Ce 16 septembre à la Kasbah, devant le siège du gouvernement, des dizaines de journalistes soutenus par quelques avocats attendaient, sous un soleil de plomb, la venue de Zied El Hani. Celui-ci, après quelques heures au Palais de la justice, finissait les formalités de relaxation, à la suite de trois nuits d’arrestation passées à la prison Mornaguia.

A 13 heures, il a rejoint la foule des journalistes qui a aussitôt commencé à scander des slogans en faveur de la liberté de la presse, certes, mais aussi de la liberté de tout un peuple.
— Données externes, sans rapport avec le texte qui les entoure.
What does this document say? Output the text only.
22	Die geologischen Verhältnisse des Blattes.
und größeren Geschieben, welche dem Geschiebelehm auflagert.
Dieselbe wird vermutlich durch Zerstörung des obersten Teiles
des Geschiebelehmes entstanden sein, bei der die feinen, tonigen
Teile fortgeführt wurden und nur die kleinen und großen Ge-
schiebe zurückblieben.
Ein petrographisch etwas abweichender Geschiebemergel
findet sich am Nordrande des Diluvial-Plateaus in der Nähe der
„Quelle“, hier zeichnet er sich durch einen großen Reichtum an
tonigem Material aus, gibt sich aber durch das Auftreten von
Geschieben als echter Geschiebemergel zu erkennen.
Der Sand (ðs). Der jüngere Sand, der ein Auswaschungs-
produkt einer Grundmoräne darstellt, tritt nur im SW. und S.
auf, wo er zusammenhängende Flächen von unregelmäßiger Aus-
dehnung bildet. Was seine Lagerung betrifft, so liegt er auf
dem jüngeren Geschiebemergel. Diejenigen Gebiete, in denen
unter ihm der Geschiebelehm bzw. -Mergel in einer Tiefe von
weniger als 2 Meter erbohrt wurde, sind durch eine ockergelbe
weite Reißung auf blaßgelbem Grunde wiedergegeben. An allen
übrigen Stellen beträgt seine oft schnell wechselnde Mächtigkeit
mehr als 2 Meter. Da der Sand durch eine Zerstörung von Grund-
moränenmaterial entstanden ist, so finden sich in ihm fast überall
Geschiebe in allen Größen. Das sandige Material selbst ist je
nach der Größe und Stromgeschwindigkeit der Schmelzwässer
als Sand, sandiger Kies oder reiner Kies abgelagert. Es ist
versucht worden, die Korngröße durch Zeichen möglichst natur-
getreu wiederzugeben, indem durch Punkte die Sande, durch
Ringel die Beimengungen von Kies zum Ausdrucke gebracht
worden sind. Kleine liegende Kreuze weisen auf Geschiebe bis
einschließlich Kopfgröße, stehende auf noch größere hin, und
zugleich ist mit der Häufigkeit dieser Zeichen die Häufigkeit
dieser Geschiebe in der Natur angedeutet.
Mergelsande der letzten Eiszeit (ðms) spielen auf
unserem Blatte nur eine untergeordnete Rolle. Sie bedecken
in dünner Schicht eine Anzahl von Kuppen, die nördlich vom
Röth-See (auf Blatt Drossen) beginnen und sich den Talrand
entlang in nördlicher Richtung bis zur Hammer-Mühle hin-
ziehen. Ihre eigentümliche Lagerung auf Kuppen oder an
C’est que pour Zied El Hani, il ne s’agit pas uniquement de la lutte des journalistes contre la mainmise de ceux qui gouvernement, mais du combat de tout le peuple contre les penchants liberticides du pouvoir. « La liberté de la presse n’est pas la liberté des journalistes, c’est la liberté de tous les Tunisiens. La presse tunisienne est la presse du citoyen. Celui-ci continuera à parler dans les médias, et nous continuerons de dévoiler leur corruption ; la corruption de ceux qui veulent rétablir les pratiques des anciens organes de répression. Ceux qui usent du système judiciaire pour assouvir leurs intérêts personnels et pour bourrer la prison d’innocents !», a-t-il expliqué.

Sur un ton toujours triomphant, le journaliste a renchéri : « Ceux qui ont voulu confisquer nos libertés ont échoué. Ne comprennent-ils pas que les médias ne seront plus sous la coupe du gouvernement. Ne comprennent-ils pas que l’ancien ordre est à jamais révolu, qu’il n’y aura pas de retour en arrière. »

Sur ces propos, le journaliste syndicaliste libéré a quitté la place du gouvernement, en direction du syndicat national des journalistes tunisiens (SNJT), où plusieurs autres confrères et consœurs l’attendaient. Ensemble, ils devraient mettre au point les derniers préparatifs pour la grève générale annoncée pour demain, le 17 septembre 2013.